From Hard Hits to Healing: My Seven-Year Journey of Growth, Faith, and Renewal
Life has a way of throwing punches when you least expect it. For the last seven years, it felt like life wouldn’t stop swinging at me. I experienced grief, heartbreak, depression, the weight of caring for sick and dying parents, and the heavy responsibility of being a mother of four all while trying to keep my faith strong.
I was the only girl in my family, so funerals, caregiving, comforting others it all fell on me. And to be honest, it got heavy.
The Day Everything Changed
In May of this year, my Facebook page was hacked and suspended for 180 days. Now, that might not sound like much to some people, but Facebook was a big part of my life. I had thousands of memories, a growing following, monetization, and a national group of over 500 women, my Push Sisters who connected through this platform.
Losing it felt like losing a piece of myself.
But here’s what I now realize: it was divine interruption. It was a fast I didn’t sign up for but desperately needed. That pause forced me to step back, breathe, and focus on my life outside the digital world.
When the Fire Came
Then, as if that wasn’t enough, shortly after losing my page, I decided to deep clean my house. I scrubbed the walls, cleared the clutter, and even set the self-clean feature on my stove which I had owned for just a year.
It caught fire.
My entire home was left with severe smoke damage. My family and I were displaced for months, living in a two-bedroom hotel with teenagers and a big dog. No privacy. No Netflix. No YouTube. Just regular TV channels and a slow internet connection.
At first, it felt like another punch to the gut. But God was still teaching me.
The Lessons in Loss
Living in that small hotel room stripped us of everything unnecessary. No appliances. No closets full of clothes. No gadgets. No extras.
And yet… we survived.
We grew closer as a family. I learned that we don’t need half the things we think we do. I discovered that peace matters more than possessions.
I learned the beauty of simplicity.
I started walking more. I made space to talk with my kids. I let go of the pressure to say yes to everything. I was forced into stillness and in that stillness, God spoke.
The Power of No and the Gift of Isolation
For so long, I was the one checking on everyone. The dependable one. The strong one. The “Hey, just thinking about you” one.
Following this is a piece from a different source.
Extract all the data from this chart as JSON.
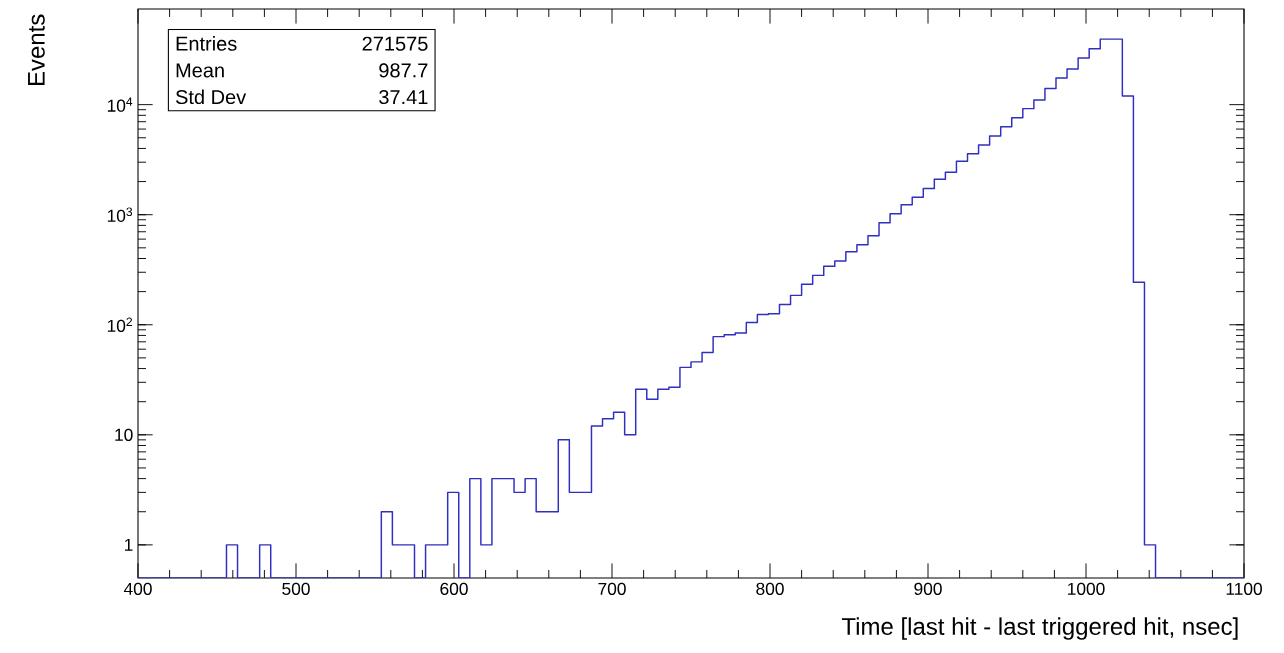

But during this time, I couldn’t be that person. I didn’t have the mental or emotional capacity.
And it taught me something life-changing:
- Saying no is okay.
- Isolation is not elimination; it’s growth.
- God will reveal the truth about people, relationships, and priorities when everything else is stripped away.
Some people checked on me. Some didn’t. And I’m okay with that because we’re all carrying our own battles.
A Fresh Start
Now we’re finally moving back into our home. We have new paint, new furniture, new life.
But it won’t be the same.
The clutter is gone physically and spiritually. The house will stay simple, clean, and peaceful. And I’m carrying these lessons into every area of my life:
- To love myself differently.
- To love others without losing myself.
- To be around people who put in the work for their own healing, too.
Faith, Therapy, and PUSH
The last seven years taught me that life will always life. Hard times will always come. But with faith and therapy, you can make it through.
I encourage anyone reading this:
- Check on your strong friends.
- Don’t take isolation personally.
- Let people grow in peace.
And when you do talk, come with encouragement. Bring light. Don’t just vent, help each other rise.
Because at the end of the day, P.U.S.H. Pray Until Something Happens is not just a motto. It’s a lifestyle.
Final Thoughts
Seven is the number of completion. After seven years of battles, heartbreak, and loss, I feel renewed. I see things clearer. I know the power of boundaries. I have a fresh start. And I thank God for every moment the good and the bad.
Because even the bad was working for my good.
Push with Janay. We’ll all be okay. ❤️
Love this and love you. Thank you for sharing.